Termidor y la nueva Francia by Robert Margerit

Termidor y la nueva Francia by Robert Margerit

autor:Robert Margerit [Margerit, Robert]
La lengua: spa
Format: epub
Tags: Novela, Histórico
editor: ePubLibre
publicado: 1989-01-01T05:00:00+00:00


Capítulo IX

El 2 de vendimiario al anochecer, unos jóvenes con coletas o peluca rubia, que recorrían las calles gritando «¡Abajo los dos tercios!», y blandiendo su poder ejecutivo, como denominaban al gran garrote, por lo general retorcido, con el que se armaban, asaltaron en el jardín del Palais-Royal a los granaderos de la guardia reclutada para el futuro Cuerpo legislativo. Aquellos petimetres no sólo llevaban garrotes: habló la pólvora, y un granadero resultó herido.

La rebelión había estallado ya, aquí y allá, en provincias, con el impulso de los curas refractarios, los emigrados que habían regresado, y agentes monárquicos disfrazados de demócratas. Éstos incitaban el descontento de los patriotas y les empujaban a la revuelta. Todos los medios les parecían buenos a los monárquicos para levantar al país contra los convencionales. Entre las numerosas cartas de lectores dirigidas a La Sentinelle, varias hablaban de las actuaciones de agentes provocadores. Según una de ellas, en Doubs, casi todas las asambleas comunales eran dirigidas por los antiguos curas que habían regresado o salido de sus escondrijos. También el distrito de Saint-Hippolyte se rebelaba para liberar a los sacerdotes detenidos aún. En el Midi, se exigía con amenazas la restauración del catolicismo como religión dominante, y varias asambleas pedían un rey; mientras, en Chartres, las secciones en rebeldía obligaban a Letellier, comisionado en el Eure-et-Loir, a tasar los víveres restableciendo el ultrarrevolucionario máximo. No pudiendo soportar esa coacción, el infeliz Letellier se suicidó.
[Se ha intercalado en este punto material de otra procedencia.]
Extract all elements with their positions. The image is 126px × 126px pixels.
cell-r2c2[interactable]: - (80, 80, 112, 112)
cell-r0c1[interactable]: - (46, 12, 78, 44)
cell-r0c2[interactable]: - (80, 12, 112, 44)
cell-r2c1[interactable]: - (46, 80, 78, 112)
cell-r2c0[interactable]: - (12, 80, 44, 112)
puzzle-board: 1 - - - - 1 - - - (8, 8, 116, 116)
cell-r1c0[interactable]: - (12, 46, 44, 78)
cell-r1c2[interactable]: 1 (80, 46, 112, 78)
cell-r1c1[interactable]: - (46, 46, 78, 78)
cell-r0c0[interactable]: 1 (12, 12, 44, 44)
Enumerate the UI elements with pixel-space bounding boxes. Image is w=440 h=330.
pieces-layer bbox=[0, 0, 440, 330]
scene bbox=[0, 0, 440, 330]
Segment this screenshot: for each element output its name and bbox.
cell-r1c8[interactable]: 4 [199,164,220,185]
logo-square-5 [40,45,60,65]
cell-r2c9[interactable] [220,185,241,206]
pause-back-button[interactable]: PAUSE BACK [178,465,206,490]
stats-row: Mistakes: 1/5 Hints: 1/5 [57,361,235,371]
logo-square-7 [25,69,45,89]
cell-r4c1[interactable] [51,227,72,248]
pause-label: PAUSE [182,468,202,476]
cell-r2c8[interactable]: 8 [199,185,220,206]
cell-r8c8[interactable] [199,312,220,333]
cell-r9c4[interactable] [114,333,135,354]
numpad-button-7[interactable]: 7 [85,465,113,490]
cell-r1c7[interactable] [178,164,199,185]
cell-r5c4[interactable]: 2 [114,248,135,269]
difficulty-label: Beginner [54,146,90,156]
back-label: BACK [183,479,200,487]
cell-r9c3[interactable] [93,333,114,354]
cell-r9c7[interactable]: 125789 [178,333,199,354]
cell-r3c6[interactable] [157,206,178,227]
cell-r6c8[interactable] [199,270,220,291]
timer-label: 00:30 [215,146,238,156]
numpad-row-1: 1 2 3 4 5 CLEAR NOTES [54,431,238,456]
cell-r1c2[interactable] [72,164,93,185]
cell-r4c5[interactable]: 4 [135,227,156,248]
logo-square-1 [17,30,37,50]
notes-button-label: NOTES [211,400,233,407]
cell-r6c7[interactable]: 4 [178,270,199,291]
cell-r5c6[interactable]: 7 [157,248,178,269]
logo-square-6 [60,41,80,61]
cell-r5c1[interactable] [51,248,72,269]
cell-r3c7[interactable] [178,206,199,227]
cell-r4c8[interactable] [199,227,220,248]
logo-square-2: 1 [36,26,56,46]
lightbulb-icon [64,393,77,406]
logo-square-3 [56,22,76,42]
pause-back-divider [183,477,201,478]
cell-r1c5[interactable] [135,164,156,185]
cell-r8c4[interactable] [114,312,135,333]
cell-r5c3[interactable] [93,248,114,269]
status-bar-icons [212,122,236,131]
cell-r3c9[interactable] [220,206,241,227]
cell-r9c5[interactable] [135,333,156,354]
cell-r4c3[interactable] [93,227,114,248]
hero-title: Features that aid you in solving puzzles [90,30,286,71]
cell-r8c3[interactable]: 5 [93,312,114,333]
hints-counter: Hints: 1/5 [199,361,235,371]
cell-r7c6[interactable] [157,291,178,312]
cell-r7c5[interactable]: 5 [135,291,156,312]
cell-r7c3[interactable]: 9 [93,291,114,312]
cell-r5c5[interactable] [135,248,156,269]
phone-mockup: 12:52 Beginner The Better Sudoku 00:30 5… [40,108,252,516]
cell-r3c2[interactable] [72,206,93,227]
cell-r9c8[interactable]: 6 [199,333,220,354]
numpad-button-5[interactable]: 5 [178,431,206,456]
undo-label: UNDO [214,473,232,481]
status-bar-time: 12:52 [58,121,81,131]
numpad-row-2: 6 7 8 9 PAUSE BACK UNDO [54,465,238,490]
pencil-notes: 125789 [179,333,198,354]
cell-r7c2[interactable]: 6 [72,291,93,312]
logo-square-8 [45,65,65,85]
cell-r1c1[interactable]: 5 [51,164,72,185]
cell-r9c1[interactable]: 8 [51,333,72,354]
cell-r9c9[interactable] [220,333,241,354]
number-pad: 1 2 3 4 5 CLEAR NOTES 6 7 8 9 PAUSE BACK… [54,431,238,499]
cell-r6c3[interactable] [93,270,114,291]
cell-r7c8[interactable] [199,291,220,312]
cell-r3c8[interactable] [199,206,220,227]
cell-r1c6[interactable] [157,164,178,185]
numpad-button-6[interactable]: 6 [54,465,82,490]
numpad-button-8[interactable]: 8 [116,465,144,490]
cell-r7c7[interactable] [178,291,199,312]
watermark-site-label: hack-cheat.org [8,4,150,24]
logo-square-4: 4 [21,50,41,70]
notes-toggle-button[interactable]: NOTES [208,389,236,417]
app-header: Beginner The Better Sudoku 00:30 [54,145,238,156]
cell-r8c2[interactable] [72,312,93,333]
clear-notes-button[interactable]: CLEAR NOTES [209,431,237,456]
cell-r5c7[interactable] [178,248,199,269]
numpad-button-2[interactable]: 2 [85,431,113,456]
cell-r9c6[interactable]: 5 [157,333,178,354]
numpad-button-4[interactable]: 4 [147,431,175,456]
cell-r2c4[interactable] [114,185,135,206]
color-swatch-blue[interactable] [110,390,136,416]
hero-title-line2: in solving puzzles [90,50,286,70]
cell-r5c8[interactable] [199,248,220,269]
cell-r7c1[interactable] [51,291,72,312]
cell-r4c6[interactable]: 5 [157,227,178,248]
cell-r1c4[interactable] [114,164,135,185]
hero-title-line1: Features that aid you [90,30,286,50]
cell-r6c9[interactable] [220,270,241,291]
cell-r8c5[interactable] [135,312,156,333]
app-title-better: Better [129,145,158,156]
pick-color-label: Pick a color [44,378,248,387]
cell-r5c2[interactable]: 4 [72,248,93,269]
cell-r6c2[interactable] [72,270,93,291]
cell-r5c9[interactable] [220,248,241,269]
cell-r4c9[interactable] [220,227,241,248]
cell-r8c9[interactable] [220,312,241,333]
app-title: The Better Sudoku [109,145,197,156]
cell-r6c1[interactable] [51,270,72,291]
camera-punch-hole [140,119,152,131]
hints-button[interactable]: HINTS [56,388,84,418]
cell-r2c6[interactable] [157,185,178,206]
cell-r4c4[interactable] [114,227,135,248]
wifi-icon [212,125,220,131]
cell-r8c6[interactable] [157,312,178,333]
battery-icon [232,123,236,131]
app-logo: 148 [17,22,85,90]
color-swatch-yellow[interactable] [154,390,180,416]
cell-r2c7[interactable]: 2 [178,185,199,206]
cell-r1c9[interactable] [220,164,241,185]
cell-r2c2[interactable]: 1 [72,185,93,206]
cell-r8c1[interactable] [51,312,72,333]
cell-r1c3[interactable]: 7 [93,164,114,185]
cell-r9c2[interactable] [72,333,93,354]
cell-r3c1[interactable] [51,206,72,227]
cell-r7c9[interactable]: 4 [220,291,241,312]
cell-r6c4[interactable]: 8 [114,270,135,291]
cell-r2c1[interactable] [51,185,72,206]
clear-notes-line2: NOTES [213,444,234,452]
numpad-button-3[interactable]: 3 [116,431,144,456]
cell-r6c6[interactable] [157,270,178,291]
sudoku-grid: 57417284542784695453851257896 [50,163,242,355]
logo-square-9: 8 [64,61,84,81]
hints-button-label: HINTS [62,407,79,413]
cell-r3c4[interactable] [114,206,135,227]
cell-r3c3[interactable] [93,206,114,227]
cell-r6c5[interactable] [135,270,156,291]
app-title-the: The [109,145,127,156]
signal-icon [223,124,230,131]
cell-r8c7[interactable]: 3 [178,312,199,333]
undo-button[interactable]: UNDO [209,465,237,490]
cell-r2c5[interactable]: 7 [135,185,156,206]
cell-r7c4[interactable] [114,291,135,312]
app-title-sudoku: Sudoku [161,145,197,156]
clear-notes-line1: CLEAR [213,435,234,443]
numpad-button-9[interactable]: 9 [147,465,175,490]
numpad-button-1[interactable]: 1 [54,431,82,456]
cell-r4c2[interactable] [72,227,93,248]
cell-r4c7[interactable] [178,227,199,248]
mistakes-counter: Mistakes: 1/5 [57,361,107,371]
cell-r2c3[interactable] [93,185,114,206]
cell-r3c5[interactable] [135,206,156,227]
La Seguridad general conocía ya la existencia de una agencia monárquica en París, y a uno de sus jefes: Lemaître. Le dejaban en libertad, muy vigilada, para ir sabiendo más. No se ignoraba —y Claude lo sabía por Bordas, que había entrado desde hacía poco en el Comité de Seguridad— que aquella agencia había enviado a los alrededores de París, a Normandía, a Bretaña, al Languedoc, al Midi, una circular a sus acólitos para hacer que rechazaran los decretos, azuzaran al pueblo y provocaran levantamientos. Héron consiguió apoderarse de uno de esos mensajes. En nombre del Comité, Ysabeau lo leyó en la tribuna. Tras ello, Lecomte denunció al Comité central insurreccional formado en el convento de las Filles-Saint-Thomas, en el local de la sección Le Pelletier. Claude asistía a la sesión entre los numerosos «patriotas del 89» que poblaban los graderíos públicos. Curiosa sensación la de estar sentado allí y callarse, tras haber sido durante tanto tiempo de quienes se situaban en los bancos verdes, uno de los que subían a la tribuna. Más aún: recordó el tiempo en que, instalado en el suntuoso sillón a la antigua, bajo el trofeo de las banderas enemigas, presidía aquella Asamblea.

Aunque había degenerado mucho desde entonces, seguía siendo como antaño insensible a las amenazas. Sin conmoverse por el griterío contrarrevolucionario, la Asamblea había proclamado como leyes nacionales la Constitución del año III y los decretos del 5 y 13 de fructidor. Decidió que las asambleas electorales de departamento se reunirían el 20 de vendimiario y tendrían que concluir sus trabajos el antepenúltimo día del mes, como muy tarde.